Following earnings, Stifel Nicolaus downgraded Twitter to sell, citing “sluggish user growth and declining engagement metrics.” Other banks also cut their ratings on the company.

Twitter’s 0.25% convertibles due 2019, or the A tranche, traded down about 5 points at 92.50, versus an underlying share price of $42.50. That was down about 0.25 point to 0.5 point on swap, a New York-based trader said.

Twitter’s 1% convertibles due 2021, or the B tranche, were seen at 92.25 versus the same stock price, and that also represented a contraction on swap of about 0.25 point to 0.5 point, the trader said.

Most recently, shares were down $5.38 or 11%, at $43.18.

“The As are outperforming the Bs on swap,” the trader said, but both were down compared to Monday’s close, he said.

Twitter reported average monthly active users of 284 million, which grew at a slower 23% pace, and timeline views per user fell 7%.

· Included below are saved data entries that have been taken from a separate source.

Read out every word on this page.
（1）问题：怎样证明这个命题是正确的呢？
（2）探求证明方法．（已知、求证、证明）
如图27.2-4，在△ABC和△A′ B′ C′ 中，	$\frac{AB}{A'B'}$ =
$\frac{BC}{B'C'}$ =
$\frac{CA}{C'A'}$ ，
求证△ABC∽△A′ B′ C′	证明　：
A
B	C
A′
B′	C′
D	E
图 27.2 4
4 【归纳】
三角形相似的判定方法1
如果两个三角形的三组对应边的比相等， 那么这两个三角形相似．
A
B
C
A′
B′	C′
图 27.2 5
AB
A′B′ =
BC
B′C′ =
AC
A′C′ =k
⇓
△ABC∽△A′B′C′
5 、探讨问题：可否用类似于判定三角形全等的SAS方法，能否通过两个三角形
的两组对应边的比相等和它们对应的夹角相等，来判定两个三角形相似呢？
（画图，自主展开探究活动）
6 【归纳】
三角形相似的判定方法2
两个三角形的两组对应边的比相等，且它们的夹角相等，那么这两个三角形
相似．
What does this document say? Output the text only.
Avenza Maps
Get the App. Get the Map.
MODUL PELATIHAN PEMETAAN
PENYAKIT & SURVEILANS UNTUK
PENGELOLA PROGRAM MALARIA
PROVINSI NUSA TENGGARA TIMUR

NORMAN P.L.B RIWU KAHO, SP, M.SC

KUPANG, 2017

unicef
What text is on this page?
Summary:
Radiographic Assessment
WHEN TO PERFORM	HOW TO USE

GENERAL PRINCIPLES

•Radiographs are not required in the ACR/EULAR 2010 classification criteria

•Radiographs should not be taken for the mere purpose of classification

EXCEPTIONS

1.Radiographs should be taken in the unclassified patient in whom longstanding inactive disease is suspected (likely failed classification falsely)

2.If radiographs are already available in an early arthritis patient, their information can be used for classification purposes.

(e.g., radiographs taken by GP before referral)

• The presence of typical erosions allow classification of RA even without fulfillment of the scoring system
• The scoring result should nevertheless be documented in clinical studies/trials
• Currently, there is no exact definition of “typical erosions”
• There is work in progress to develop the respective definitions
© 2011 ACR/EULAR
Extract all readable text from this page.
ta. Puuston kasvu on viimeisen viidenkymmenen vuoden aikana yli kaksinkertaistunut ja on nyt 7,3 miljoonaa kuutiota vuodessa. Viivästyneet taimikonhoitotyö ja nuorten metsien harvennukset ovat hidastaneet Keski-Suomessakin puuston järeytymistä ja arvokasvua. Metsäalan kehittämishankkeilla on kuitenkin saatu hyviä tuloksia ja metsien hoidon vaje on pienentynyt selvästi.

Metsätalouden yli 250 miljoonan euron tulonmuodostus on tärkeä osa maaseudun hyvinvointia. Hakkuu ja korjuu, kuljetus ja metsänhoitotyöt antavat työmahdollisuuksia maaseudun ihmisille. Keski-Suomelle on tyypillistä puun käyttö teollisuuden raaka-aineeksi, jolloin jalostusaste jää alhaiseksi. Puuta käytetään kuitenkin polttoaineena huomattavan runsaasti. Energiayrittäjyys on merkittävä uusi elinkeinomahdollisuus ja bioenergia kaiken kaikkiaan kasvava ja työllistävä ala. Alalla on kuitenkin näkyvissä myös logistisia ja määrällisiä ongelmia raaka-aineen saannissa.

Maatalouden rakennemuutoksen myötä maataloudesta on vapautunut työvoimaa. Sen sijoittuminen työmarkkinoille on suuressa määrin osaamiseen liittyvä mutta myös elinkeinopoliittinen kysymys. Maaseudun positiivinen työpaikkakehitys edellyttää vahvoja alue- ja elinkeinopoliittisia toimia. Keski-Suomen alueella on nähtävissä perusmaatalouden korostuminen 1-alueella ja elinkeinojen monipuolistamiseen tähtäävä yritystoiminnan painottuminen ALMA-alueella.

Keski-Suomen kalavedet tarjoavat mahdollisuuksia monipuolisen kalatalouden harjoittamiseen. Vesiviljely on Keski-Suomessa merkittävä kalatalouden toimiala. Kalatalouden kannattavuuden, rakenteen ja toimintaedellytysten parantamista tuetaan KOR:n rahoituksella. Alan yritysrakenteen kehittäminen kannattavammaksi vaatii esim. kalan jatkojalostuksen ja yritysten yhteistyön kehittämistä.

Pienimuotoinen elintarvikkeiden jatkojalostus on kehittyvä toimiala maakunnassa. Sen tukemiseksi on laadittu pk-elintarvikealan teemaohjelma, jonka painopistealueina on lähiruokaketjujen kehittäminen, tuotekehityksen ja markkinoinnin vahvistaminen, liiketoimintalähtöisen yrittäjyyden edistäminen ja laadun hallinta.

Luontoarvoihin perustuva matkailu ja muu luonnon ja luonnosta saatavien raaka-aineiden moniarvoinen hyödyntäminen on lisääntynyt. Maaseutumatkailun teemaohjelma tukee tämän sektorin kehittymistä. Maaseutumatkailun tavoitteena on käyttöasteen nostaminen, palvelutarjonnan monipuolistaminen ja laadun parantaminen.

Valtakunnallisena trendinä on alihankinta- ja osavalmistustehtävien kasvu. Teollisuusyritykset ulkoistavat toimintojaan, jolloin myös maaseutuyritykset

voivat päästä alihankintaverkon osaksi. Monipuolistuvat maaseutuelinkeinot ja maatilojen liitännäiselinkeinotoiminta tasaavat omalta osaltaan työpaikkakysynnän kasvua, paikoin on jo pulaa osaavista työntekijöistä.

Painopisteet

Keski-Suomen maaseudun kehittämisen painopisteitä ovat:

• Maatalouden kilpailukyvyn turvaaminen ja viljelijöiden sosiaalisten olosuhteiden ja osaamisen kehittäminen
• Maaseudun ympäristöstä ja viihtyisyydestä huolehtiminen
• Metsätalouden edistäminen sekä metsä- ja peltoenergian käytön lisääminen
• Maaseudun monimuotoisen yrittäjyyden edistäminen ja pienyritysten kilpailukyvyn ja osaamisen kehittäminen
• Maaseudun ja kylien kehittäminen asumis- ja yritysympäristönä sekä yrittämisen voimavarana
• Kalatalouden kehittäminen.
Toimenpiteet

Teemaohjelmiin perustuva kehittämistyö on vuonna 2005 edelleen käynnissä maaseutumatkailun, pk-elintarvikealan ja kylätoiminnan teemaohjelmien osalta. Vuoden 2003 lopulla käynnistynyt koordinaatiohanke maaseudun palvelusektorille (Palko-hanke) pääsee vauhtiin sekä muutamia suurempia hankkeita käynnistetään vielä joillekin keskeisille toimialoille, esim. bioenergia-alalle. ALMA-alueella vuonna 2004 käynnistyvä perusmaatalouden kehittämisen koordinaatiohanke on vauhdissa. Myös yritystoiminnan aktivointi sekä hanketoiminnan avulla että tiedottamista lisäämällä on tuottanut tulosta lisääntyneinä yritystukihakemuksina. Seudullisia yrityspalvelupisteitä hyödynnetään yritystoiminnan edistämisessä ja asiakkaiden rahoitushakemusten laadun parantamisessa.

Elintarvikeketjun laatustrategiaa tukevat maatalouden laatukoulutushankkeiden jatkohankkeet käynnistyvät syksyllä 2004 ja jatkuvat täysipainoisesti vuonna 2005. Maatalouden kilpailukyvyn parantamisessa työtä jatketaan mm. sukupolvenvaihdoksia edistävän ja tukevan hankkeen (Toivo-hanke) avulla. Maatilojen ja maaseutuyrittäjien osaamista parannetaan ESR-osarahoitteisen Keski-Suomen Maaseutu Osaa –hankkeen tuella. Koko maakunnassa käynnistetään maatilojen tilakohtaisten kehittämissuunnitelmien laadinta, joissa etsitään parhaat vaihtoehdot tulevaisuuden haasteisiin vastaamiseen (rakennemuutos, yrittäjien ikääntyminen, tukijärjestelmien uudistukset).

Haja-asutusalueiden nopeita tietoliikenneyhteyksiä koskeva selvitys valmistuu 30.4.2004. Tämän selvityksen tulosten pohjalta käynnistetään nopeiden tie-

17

Meanwhile, the company reported a net loss for the third quarter of $175 million, or 29 cents per share. Excluding one-time items, the loss was $7 million, or a penny, which was in line with expectations.

Revenue was up at $361 million, which was better than expectations.

Looking ahead, revenue is projected to be $440 million to $450 million for the fourth quarter. Adjusted EBITDA is expected to be between $100 million and $105 million. Full-year revenue is expected to be $1,365,000,000 to $1,375,000,000, and adjusted EBITDA was projected to be in the range of $260 million to $265 million.

Twitter priced the $1.89 billion, dual-tranche convertible offering last month. It came with a 47.5% premium and was priced via joint bookrunners Morgan Stanley & Co. LLC, Goldman Sachs & Co. and J.P. Morgan Securities LLC.